84 Daniel Jacob Levy is a student. He was born in Australia in 1989. He identifies as being culturally Jewish, although he does not practice the Jewish faith. Mr Levy also identifies as a person with migrant heritage because his four grandparents were born in Lithuania, Poland, Germany and Latvia before migrating to Australia. They fled Europe before and after World War II as Holocaust survivors.

85 Mr Levy saw Senator Hanson's tweet on 9 September 2022 on his personal Twitter account. Mr Levy understood the tweet to be telling Senator Faruqi to go back to where she came from, and that it conveyed the notion that if someone from a migrant background does not like living in Australia (because, for example, they have criticised certain aspects of Australian life, politics or history) then they should leave Australia. He understood the phrase "piss off back to Pakistan" to convey the same message as, to him, the common racist phrase "fuck off, we're full."

86 Mr Levy said that he felt offended, insulted, humiliated and intimidated by Senator Hanson's tweet. He felt that the words used by Senator Hanson were xenophobic, and he is deeply offended by xenophobia. He believes that the sentiments conveyed by Senator Hanson in her tweet are the same as have previously been used against Jewish people.
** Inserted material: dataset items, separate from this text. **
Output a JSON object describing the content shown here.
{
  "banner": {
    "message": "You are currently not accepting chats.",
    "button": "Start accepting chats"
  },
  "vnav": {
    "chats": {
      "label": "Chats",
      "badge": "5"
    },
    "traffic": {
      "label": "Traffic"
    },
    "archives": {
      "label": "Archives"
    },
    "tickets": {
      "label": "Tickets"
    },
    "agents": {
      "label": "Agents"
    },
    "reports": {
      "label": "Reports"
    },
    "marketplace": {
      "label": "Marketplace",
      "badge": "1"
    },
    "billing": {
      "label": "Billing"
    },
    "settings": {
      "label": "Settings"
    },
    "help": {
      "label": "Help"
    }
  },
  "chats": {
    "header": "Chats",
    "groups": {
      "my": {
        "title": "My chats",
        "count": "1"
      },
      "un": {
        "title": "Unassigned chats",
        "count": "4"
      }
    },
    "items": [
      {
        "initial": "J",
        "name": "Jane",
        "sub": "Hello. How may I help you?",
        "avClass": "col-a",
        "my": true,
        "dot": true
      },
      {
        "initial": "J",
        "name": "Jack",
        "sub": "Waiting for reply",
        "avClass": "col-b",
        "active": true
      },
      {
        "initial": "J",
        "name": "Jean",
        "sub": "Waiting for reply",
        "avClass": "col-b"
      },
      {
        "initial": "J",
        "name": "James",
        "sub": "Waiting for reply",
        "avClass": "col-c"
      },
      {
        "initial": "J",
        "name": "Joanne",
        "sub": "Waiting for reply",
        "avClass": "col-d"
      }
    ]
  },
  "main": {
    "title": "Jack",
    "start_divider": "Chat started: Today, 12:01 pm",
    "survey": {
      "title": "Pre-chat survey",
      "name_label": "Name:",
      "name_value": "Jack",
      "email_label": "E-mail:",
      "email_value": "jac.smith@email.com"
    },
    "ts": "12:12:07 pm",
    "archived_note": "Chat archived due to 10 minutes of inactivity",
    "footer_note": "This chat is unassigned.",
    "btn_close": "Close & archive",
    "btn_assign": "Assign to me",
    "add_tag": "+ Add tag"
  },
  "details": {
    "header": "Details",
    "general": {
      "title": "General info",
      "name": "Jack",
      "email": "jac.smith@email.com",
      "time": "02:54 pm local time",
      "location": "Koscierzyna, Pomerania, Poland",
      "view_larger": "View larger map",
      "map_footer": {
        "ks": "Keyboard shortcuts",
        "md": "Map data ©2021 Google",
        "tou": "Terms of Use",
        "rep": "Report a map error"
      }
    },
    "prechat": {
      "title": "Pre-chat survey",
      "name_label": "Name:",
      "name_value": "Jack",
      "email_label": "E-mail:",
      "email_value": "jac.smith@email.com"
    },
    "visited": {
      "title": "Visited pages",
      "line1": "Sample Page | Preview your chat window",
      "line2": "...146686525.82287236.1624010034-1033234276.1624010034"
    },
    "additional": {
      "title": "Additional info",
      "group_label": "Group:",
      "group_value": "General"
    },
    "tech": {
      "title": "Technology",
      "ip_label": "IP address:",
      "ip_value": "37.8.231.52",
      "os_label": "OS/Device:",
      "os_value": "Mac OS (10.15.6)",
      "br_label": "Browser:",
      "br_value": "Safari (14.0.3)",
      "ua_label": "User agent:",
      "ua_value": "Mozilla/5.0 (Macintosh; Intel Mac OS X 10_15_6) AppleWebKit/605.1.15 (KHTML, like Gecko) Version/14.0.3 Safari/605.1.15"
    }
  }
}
Because of that, even though the tweet was not directed at him, he felt personally insulted by it because he is Jewish.

87 Mr Levy said that his strongest reaction to the tweet was that he felt intimidated. That is because the tweet evoked a deep sense of intergenerational trauma that he believes that he suffers from as a result of being a descendant of Holocaust survivors. The intimidation was heightened because of Senator Hanson's position of political leadership and because Senator Faruqi is part of a racial minority in Australia.